For purposes of this post, I beg your indulgence and ask you to treat the BLS numbers as if they are accurate, because while they may be suspect they do at least have some basis in reality. Since the beginning of the downturn, the excellent economic site Calculated Risk has been charting the official jobs numbers as a percentage of the number of jobs there were in December 2007, which was the month before the downturn officially began, and then comparing that negative percentage to previous post-World War II recessions. As you can see by the chart above, not only was the current downturn at its deepest worse than any which preceded it, we have now entered uncharted territory in that it is also the longest we've gone since the Great Depression without regaining at least as many jobs as were lost during a recession period.

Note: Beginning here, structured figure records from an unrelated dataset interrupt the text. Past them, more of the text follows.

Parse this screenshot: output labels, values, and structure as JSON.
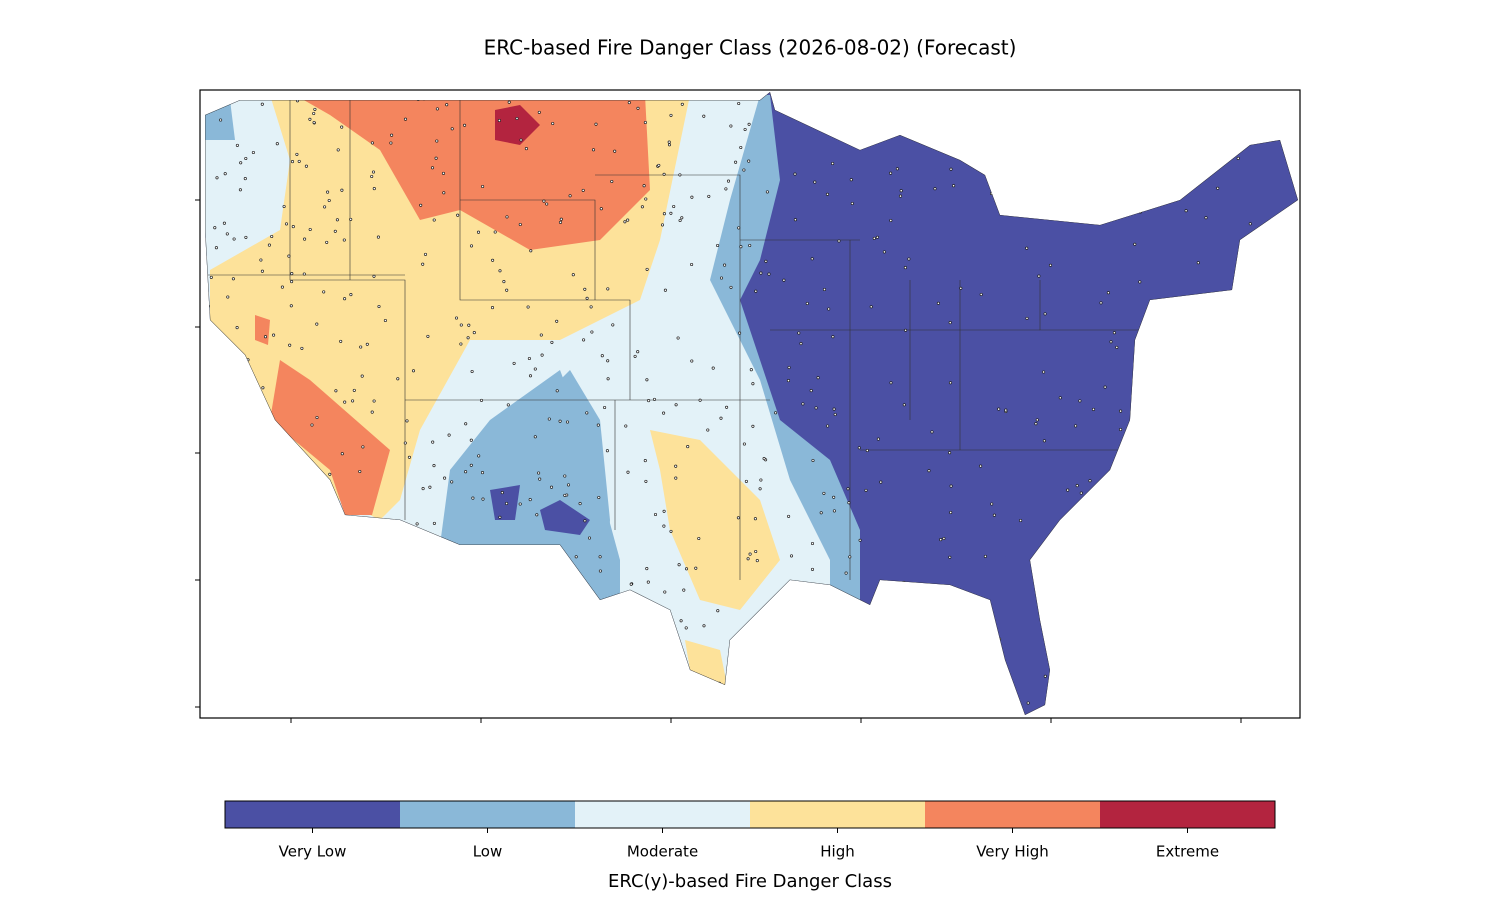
{
  "chart_data": {
    "type": "map",
    "title": "ERC-based Fire Danger Class (2026-08-02) (Forecast)",
    "colorbar": {
      "label": "ERC(y)-based Fire Danger Class",
      "categories": [
        "Very Low",
        "Low",
        "Moderate",
        "High",
        "Very High",
        "Extreme"
      ],
      "colors": [
        "#4b50a4",
        "#8ab8d8",
        "#e3f2f8",
        "#fde29a",
        "#f4855e",
        "#b3243f"
      ]
    }
  }
}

Shockingly, we still stand around 4.5% below the December 2007 total job figure, having only regained about one-quarter of the losses since we began to leave behind the deepest depths of the job downturn around a year-and-a-half ago. That means that even if the economy keeps adding jobs at the pace it has since the downturn's low point, it will take over four more years just to get us back to zero. By that time it will have been more than eight full years since the downturn started during which the U.S. population will have increased by at least 20 million people.

Unfortunately, that is also the BEST case scenario. More likely than America continuing to steadily add jobs over the next four years is that at some point there will be a double dip recession, which reverses the direction of that red line and starts it downward again. There are so many factors creating headwinds for the economy that there is no way that doesn't happen.

Another factor the chart does not show is the declining quality of the jobs that ARE being created. Many of the jobs that were lost during this downturn were good paying positions that enabled their holders to live a middle class lifestyle. Many of the replacement jobs, however, pay far less and have little or no benefits like health care attached to them. For a consumer based economy, this is a long term disaster, even if the recent trends in job creation do not reverse anytime soon.

So this is where we stand in January 2012, four years into The Long Emergency, as the world holds its breath waiting to see how the Iranian nuclear standoff, the European debt crisis and the popping of the Chinese real estate bubble play out.

Addendum: I don't always agree with Mish Shedlock, who writes the very informative Mish's Global Economic Trend Analysis blog, but he wrote a very good post yesterday analyzing America's long term employment trends.

1 comment:

  1. The one employment figure that is not fudged is 46 million on food stamps (oh SNAP.)